La experiencia de su arquitectura remite, en todos los casos, a visiones cruzadas, planos en profundidad que se descubren y un paisaje de luces y sombras que les ha valido comparaciones un tanto obvias con Piranesi en boca del crítico inglés Kenneth Frampton. Tampoco hay que irse tan lejos: estos días, quizá por la impresión de sus rotundidades, ha saltado con frecuencia el término brutalista para definir el quehacer de Grafton Architects. El hecho de que esa arquitectura proliferase en las Islas Británicas en los años 1960 y 1970, periodo de formación de las homenajeadas, alimenta sin duda tal afinidad. Sin embargo, su obra no se corresponde con la áspera ética social de esa corriente, sino con el eclecticismo de aquellos que decidieron adoptarlo como gramática, atraídos por su nitidez estructural. Como Basil Spence o Denys Lasdun, quizá Farrell y McNamara sean más hábiles que auténticamente revolucionarias.
Ese matiz nos devuelve a la pregunta del principio: ¿serán memoria? Probablemente no. Si el jurado hubiese querido premiar una trayectoria «íntegra» o «el compromiso con la excelencia», como refleja en su acta, el teléfono debería haber sonado antes en el despacho parisiense de Anne Lacaton y Jean-Philippe Vassal, pero no conviene hacer de menos al trabajo de estas dos arquitectas.
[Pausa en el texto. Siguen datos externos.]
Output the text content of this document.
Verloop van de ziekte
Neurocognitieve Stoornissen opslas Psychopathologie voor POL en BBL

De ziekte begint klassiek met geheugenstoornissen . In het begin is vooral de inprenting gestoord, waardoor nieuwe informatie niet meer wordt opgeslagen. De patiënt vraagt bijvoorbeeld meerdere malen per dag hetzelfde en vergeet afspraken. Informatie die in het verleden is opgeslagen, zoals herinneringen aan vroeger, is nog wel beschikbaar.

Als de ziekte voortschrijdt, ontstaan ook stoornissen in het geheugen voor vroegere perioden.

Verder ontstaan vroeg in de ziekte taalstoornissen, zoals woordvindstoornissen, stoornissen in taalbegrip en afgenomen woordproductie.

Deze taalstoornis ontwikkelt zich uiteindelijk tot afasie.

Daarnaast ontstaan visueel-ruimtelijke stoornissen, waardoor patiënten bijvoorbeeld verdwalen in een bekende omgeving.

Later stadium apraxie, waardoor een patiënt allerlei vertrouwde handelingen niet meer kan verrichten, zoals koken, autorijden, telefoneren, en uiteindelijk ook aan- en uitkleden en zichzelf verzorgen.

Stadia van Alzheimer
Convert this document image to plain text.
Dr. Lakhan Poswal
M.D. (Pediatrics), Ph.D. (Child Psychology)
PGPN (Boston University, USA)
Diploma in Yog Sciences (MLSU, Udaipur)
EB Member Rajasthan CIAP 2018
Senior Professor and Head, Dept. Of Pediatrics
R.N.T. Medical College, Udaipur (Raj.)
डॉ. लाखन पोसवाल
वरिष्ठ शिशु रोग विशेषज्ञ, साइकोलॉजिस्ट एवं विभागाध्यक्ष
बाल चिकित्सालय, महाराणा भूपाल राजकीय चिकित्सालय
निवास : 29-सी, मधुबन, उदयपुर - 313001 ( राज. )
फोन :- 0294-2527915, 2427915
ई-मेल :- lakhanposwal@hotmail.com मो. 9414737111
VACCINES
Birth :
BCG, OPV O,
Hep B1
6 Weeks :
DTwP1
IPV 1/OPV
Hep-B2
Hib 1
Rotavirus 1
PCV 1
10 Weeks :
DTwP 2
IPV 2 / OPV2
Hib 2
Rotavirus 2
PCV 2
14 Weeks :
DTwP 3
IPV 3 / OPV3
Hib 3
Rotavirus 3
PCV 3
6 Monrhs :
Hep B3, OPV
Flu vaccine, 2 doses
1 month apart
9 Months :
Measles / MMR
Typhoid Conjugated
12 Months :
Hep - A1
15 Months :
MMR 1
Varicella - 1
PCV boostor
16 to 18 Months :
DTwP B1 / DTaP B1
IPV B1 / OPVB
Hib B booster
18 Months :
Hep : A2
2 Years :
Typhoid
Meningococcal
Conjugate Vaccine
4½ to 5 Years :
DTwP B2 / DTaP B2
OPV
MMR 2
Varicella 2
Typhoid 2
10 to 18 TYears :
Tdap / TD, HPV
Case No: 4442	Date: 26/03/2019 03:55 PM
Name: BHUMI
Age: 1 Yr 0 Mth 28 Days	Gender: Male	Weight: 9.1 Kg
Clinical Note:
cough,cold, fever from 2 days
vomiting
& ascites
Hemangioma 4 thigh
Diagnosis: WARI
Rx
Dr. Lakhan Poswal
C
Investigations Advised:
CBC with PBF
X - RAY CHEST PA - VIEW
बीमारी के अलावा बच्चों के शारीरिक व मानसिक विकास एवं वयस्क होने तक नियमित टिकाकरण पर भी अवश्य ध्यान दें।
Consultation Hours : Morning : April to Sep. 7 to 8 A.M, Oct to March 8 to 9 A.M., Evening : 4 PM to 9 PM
Quienes suscriben estas líneas visitaron la Bocconi un caluroso día de agosto de 2017. En medio de la modorra estival, interrumpida por el son de los mosquitos tigre, un anciano, bolsa de rejilla en ristre, huía del sol del viale Bigny para descansar entre sus patios junto a los rezagados de algún cursillo de temporada. En ese retablo, tan improbable como armónico, se adivinaba un aroma infrecuente, llamémosle «civismo». El trabajo de Farrell y McNamara trata de ellos, nuestros vecinos, y de nosotros mismos. Con tan poca atención como nos prestamos, ¿tiene sentido pensar en la arquitectura como meritocracia de versos sueltos o podríamos empezar a valorarla por su gentileza hacia las personas? El auténtico problema, diga lo que diga el Pritzker, es que la empatía nos resulte tan excepcional como para señalarla.